Il triennio 1956-1959 fu probabilmente l’unico momento in cui la frequentazione degli stadi fu meno intensa per motivi riconducibili alla volontà del compositore. Quei tre anni corrispondono alla durata del secondo matrimonio di Shostakovich, con tal Margarita Kajnova, funzionaria del Komsomol poco affascinata dallo sport in generale. Terminata con un divorzio questa breve parentesi, la presenza del nostro sulle tribune del Petrovskij si fece man mano più sporadica, complici anche gli incipienti problemi di salute che sarebbero culminati in una poliomelite ed un infarto nel 1966. A partire dal 1971 non gli fu più possibile frequentare lo stadio, ma non smise mai di seguire le sorti del suo club, che aveva assunto alfine la denominazione attuale di Zenit.
Dmitrij Shostakovich morì il 9 agosto del 1975, dopo numerosi ricoveri ospedalieri.

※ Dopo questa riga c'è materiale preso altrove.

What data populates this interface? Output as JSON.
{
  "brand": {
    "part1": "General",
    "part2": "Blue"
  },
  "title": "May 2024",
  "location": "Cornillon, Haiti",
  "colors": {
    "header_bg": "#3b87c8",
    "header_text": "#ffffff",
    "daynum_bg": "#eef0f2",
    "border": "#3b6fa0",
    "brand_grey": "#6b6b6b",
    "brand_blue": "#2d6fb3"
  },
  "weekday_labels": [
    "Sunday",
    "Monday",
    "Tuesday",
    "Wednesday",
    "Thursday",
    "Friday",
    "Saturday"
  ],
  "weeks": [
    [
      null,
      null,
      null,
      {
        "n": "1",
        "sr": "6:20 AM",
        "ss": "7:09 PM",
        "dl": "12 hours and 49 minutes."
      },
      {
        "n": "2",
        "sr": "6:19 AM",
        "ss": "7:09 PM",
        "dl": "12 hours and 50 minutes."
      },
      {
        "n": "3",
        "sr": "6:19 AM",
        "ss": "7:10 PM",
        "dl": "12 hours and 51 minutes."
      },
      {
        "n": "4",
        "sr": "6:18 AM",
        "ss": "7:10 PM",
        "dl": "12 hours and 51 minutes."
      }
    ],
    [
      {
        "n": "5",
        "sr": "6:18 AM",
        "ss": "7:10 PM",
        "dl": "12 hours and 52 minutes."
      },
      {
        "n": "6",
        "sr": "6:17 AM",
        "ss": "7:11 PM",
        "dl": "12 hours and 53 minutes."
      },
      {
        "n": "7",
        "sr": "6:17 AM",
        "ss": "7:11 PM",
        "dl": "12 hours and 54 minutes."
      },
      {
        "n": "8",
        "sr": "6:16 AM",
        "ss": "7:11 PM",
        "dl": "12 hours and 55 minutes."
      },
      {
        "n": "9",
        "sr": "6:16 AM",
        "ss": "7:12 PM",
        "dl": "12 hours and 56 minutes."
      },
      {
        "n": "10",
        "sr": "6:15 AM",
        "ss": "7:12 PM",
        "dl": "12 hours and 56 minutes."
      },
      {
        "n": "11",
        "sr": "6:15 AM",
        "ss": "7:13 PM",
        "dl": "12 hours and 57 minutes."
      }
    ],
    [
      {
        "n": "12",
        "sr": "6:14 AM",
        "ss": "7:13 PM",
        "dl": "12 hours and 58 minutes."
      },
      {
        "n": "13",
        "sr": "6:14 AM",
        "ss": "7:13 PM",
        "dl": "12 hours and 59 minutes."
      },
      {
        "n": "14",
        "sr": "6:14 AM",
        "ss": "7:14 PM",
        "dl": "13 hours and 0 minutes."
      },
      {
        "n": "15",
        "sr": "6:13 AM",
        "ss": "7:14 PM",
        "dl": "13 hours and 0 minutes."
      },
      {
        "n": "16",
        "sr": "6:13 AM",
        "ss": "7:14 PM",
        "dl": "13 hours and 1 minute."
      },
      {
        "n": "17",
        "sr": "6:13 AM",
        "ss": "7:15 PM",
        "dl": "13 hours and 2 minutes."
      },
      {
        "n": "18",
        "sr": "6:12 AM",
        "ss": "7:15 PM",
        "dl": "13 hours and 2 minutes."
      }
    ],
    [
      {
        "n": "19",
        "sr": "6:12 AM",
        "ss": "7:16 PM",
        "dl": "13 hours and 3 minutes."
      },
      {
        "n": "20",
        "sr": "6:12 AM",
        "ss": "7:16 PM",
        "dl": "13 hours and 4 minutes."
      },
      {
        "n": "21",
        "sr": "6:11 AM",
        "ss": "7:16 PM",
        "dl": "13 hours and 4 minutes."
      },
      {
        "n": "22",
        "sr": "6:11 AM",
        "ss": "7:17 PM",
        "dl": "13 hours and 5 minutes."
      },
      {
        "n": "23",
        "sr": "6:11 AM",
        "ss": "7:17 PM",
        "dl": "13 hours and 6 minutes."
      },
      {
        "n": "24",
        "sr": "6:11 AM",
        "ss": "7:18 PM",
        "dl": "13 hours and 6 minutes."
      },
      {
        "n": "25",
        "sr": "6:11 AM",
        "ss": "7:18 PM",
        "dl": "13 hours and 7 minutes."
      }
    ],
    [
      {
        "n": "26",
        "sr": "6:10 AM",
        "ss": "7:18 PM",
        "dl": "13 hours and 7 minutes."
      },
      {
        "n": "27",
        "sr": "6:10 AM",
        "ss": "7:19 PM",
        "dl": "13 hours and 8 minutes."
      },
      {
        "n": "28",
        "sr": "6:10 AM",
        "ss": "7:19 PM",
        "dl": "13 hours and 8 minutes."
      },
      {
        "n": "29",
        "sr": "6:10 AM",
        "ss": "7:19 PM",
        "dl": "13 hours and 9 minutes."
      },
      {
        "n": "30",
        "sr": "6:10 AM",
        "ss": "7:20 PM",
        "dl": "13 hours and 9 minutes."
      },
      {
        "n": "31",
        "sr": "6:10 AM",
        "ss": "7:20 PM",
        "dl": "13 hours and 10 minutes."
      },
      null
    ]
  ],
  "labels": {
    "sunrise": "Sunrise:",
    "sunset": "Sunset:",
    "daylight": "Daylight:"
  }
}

Al momento dell’ingresso nella clinica di Kuznevo che lo accolse, Shostakovich portò con sé il manoscritto della sua sonata per viola, il suo commiato musicale, a cui lavorò incessantemente dalla fine di giugno fino al 6 agosto, giorno in cui mise la parola fine alla sua ultima creatura. Dopo un 7 agosto molto travagliato in cui a malapena prese conoscenza, il giorno seguente riuscì a trovare le forze per alzarsi dal letto ed andare, naturalmente, a seguire una telecronaca calcistica dello Zenit, un atto dovuto “nonostante questo attaccamento mi procuri più amarezze che gioie”. Dopo aver assolto al suo ultimo compito da tifoso, si arrese il 9 agosto del 1975.